Ein Bild ...
Der 22-jährige Künster Ronald Harrison malte im Jahr 1962 zur Zeit der rassistischen Apartheid in Südafrika ein Bild, dass zu einem Symbol der Widerstandsbewegung wurde: The Black Christ - der Schwarze Christus. Darauf ist ein gekreuzigter Christus zu sehen mit schwarzer Hautfarbe und in Gestalt Albert Luthulis' sowie eine colored Madonna und ein asiatischer Johannes. Die zwei römischen Soldaten symbolisieren den damaligen Premierminister Hendrik Vorwoerd und den Justiz- und Polizeiminister John Vorster. (vgl. Wagner 2025) Wer war Albert Luthulis?
... und seine Kontexte
Albert John Luthuli (1952-1967) war zu dieser Zeit der Präsident der Befreiungspartei African National Congress (ANC) und friedlicher Kämpfer gegen die damalige Rassentrennung. Im Jahr 1961 erhielt er den Friedensnobelpreis - als erster afrikanischer Nobelpreisträger bis zu diesem Zeitpunkt. Das Bild eröffnet insbesondere wegen seines Kontextes eine rassismuskritische Perspektive auf das Christentum. Was ermöglicht eine solche Perspektive auf die Jesusbilder für uns heute?
Welche Jesusbilder prägen uns?
Welche Bilder prägen unser Jesus-Bild? Die langen Haare? Bart? Augen-, Haut und Haarfarbe? Viele Menschen stellen sich Jesus immer noch als weißen Mitteleuropäer mit langen, vielleicht sogar blond-gelockten Haaren vor. Unterschiedlichste Medien aus Kunst, Kultur und Kirchen - und neuerdings auch die ki-generierten Bilder und Videos von Jesus - prägen solche Bilder und tradieren diese weiter.
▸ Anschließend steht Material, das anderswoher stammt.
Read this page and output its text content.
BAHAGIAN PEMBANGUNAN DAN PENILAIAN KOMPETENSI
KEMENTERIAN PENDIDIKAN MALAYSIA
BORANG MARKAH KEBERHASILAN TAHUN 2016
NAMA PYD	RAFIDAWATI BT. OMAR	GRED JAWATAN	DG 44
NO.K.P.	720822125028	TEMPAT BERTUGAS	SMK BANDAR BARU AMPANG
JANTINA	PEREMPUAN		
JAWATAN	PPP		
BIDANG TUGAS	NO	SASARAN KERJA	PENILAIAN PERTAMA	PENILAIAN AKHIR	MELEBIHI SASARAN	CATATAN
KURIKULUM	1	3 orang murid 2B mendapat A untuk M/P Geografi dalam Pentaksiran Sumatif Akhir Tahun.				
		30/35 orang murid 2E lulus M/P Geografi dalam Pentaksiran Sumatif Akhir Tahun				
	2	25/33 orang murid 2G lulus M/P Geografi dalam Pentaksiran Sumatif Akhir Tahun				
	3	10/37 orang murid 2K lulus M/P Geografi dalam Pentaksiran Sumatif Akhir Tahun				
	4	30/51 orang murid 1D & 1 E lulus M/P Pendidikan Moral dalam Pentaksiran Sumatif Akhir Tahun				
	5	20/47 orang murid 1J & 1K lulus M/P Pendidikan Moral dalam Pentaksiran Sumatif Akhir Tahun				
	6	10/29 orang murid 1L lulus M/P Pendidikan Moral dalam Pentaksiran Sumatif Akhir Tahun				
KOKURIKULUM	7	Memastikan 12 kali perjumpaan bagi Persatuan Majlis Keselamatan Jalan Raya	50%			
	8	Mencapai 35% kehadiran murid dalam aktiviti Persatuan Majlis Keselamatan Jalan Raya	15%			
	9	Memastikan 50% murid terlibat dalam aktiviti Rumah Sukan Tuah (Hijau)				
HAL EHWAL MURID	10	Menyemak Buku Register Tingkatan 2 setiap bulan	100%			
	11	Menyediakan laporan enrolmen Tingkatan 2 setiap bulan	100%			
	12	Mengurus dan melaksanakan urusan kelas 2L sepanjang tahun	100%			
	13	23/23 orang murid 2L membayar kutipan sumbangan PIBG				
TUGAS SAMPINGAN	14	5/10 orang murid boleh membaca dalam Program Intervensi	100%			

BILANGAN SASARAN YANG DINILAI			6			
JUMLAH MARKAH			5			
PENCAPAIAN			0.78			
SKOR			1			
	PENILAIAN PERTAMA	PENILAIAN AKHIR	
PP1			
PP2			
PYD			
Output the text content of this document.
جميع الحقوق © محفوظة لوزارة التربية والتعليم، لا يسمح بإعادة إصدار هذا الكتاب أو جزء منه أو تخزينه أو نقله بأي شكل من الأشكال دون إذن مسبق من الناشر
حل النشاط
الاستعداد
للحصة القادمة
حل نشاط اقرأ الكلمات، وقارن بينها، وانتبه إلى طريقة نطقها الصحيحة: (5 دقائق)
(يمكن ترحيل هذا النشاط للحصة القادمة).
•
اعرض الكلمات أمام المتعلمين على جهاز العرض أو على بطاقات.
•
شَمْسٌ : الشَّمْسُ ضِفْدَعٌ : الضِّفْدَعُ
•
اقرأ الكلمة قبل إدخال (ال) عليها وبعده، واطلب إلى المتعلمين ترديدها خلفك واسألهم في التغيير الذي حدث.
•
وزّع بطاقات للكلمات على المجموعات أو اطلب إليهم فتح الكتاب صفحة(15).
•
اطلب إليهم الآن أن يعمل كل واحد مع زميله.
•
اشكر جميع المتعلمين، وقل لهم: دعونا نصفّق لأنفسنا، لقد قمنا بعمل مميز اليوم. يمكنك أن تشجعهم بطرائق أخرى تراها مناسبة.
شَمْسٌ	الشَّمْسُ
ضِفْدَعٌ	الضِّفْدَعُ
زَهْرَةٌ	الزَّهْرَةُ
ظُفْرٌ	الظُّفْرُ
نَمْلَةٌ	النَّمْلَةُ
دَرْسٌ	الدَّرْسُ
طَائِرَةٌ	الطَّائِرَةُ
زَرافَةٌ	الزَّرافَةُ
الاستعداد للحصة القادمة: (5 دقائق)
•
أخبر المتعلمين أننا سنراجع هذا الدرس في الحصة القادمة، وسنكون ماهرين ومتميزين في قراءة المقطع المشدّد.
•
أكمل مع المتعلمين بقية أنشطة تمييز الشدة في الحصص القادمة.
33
Jesusbilder - rassismuskritisch gelesen
Bilder, wie “Black Christ” des Künstlers Ronald Harrison, verfremden unsere geprägten Bilder von Jesus und regen dazu an, diese zu hinterfragen oder sogar zu verändern. In den Reflexionen über diese Prägungen und besonders über die Verzerrungen von Jesusbildern liegt viel Potenzial für ein rassismuskritisches und dekoloniales (Weiter-)Denken. So ließe sich fragen, ob Jesus heute nicht selbst zu denen zählen würde, “die rassistisch markiert und damit ‘verandert’ (ge-othered) werden” (Wagner 2025).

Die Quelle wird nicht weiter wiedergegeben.